Norris defends strategy for fighting city crime

Acting chief appears before City Council to address concerns

April 12, 2000|By Gerard Shields | Gerard Shields,SUN STAFF

For the first time since coming to Baltimore in December, acting Police Commissioner Edward T. Norris strongly defended the city's new crime-fighting strategy last night, pledging to implement training programs for officers to alleviate citizen fears of police abuse.

A standing-room-only crowd of about 250 people filled the City Council chambers as council members peppered Norris with questions ranging from whether he attended church to what he felt about the police shootings of unarmed citizens in New York City.

Norris, 40, has been tapped by Mayor Martin O'Malley to become the city's third police commissioner in seven months and revamp the department.

Last night, the 20-year New York police veteran told council members that he found published reports of racial tensions surrounding his nomination "very insulting."

The former New York deputy commissioner said his nomination should not be tainted by the high-profile police shooting cases in New York, which he called "tragic and unfortunate."

"It's unfortunate that I'm being judged over what's happening in that city," Norris said. "It's the safest city in the country right now, and the reason we are here is to save lives."

While the debate rages over his nomination, Norris said, "kids are still being killed here."

His appearance was requested in a resolution introduced Monday by Councilman Keiffer J. Mitchell Jr. of West Baltimore and unanimously approved by the council. Norris was asked to address black Baltimoreans' concerns about the crime-fighting plan.

Opponents of the "zero-tolerance" strategy claim it will lead to increases in targeting African-Americans for police stops.

Attempting to alleviate concerns, Norris said his plan calls for department-wide training on tactics, cultural sensitivity and proper search-and-seizure procedures. The department will appoint integrity control officers and conduct undercover investigations of police corruption, Norris said.

"We're speaking the same language," Norris told the council. "We want to increase the training to prevent these situations. We need to take this city back from the drug dealers but we have to do it in a professional manner."

Norris became acting police commissioner last week after the abrupt resignation of O'Malley's first choice, Ronald L. Daniel. Daniel stepped down after 57 days, saying he lost control of the department to New York police consultants hired by O'Malley.

Last night, Norris described a police department in chaos. The lack of leadership and direction of 3,188 sworn officers has left residents with inadequate protection, he said.

Norris said he was most outraged that 34 children were killed in Baltimore last year.

"We have to make the city safe," he said. "You can't have children being slaughtered in the streets. We can't live like this."

African-American members asked questions about the impact the crime-fighting plan will have on black residents. Mitchell noted a report issued 32 years ago by the National Advisory Commission On Civil Disobedience warning that aggressive policing in poor, minority neighborhoods would lead to civil unrest.
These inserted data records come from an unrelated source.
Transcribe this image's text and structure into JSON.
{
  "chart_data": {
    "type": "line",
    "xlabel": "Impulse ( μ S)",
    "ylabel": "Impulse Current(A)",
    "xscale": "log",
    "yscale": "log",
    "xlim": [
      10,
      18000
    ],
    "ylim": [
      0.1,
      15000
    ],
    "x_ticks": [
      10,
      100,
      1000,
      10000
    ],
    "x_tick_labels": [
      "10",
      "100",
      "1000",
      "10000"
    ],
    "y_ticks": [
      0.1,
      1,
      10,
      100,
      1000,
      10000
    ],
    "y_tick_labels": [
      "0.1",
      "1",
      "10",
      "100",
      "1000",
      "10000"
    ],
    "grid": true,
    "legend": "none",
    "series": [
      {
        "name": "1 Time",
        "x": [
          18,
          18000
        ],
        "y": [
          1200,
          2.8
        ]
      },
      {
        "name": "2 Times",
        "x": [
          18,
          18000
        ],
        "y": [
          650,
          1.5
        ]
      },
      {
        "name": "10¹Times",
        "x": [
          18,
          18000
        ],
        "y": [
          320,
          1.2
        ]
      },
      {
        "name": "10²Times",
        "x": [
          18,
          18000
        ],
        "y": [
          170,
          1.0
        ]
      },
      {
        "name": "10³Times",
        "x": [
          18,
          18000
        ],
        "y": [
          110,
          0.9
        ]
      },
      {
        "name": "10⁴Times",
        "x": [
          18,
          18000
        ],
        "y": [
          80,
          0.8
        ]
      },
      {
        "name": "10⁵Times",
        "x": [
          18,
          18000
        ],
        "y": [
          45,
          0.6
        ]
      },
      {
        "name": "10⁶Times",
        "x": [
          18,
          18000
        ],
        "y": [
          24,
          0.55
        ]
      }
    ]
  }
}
"I want to make sure that we don't repeat the past of the 1960s when riots tore this city apart," Mitchell said.

Improving police efficiency while instituting training programs will help prevent any tensions, Norris said.

Despite widespread publicity over three unarmed African-Americans being shot in New York in the past 13 months, police-involved shootings in that city have dropped from 41 to 11 in the last nine years, Norris said.

He told the council how he rose quickly through the ranks of the New York department by instituting change. Under his direction, he said, the department doubled the number of fugitives captured from 6,000 to 12,000; a cold-case squad he initiated solved 27 homicides; and he was named Investigator of the Year in the division that investigated police corruption in 1992.

Norris pledged to duplicate the same success in Baltimore while respecting the concerns of the African-American community.

"You can cut crime by half or two-thirds," Norris said. "But if you don't have a professionally trained police agency that people trust, you won't be successful."